I do hope that a university such as Santa Clara would continue to be a place where that “iron cage” may be left unlocked, where we have the freedom to live and act according to our deepest convictions, using whatever form of expression is right. But that can only work if members of an academic community are willing to learn not just to tolerate religious and philosophical differences but really to learn what those differences are, to cultivate a more textured ability to understand and talk about these differences and disagree with a commitment to mutual understanding. I like to think that Santa Clara is a university confident enough of its own religious identity as to be capable of cherishing difference.
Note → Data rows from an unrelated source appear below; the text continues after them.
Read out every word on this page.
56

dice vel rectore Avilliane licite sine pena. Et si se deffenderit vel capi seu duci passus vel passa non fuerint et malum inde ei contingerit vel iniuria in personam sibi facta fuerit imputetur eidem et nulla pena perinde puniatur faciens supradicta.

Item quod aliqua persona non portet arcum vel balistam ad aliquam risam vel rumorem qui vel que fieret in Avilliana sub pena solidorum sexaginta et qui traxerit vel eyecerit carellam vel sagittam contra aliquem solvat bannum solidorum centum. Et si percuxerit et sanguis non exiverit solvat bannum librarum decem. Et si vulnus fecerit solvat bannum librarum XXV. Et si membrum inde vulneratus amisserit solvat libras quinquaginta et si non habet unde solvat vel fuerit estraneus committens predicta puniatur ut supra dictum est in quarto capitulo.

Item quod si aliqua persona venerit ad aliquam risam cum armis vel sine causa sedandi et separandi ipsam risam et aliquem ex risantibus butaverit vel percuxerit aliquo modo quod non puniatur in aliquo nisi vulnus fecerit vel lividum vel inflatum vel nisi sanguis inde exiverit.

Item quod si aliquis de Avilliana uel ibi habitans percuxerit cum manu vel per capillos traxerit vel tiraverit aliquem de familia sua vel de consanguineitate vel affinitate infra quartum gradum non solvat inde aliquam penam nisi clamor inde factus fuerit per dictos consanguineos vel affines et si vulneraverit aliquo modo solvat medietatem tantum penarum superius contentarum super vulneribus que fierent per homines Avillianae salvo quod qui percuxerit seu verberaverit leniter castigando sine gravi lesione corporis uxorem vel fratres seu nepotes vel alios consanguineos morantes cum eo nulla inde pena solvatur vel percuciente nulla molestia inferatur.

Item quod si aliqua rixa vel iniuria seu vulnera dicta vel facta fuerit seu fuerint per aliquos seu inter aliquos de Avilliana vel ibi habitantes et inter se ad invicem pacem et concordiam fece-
We do not do that without particular tensions (sometimes grave tensions) and when we speak of religious values in their own distinctiveness, we will often run the risk of misunderstanding and offending each other.
I began by stating that faith is a deeply fragile reality. Faith is fragile, because we humans are fragile. Believing in God does not take that away but becomes the context for exploring the mystery of our rather surprising existence. At times that existence is filled with joy, at times with pain, but always it is the source of wonder. Not everyone needs to refer to God in order to wonder. But for those who do, belief can provide a provisional grammar for wondering together at ever deeper levels. For that grammar to remain at all useful, however, one must be willing always to imagine bigger, to befriend intelligent believers, and to take a risk.
MICHAEL C. MCCARTHY, S.J. began his undergraduate career at Stanford University but then entered the Jesuits and earned his B.A. from Santa Clara University in 1987, attended Oxford University to complete the four-year M.A. in Literae Humaniores, earned a Master’s in Divinity from the Jesuit School of Theology at Berkeley in 1997, and earned his Ph.D. in Theology from the University of Notre Dame in 2003. Currently, he is the executive director of Santa Clara University’s Ignatian Center for Jesuit Education, and he holds the Edmund Campion, S.J., Professor endowed chair. He is also an associate professor with a joint appointment in the Religious Studies and Classics Departments as well as the Director of the Catholic Studies Program.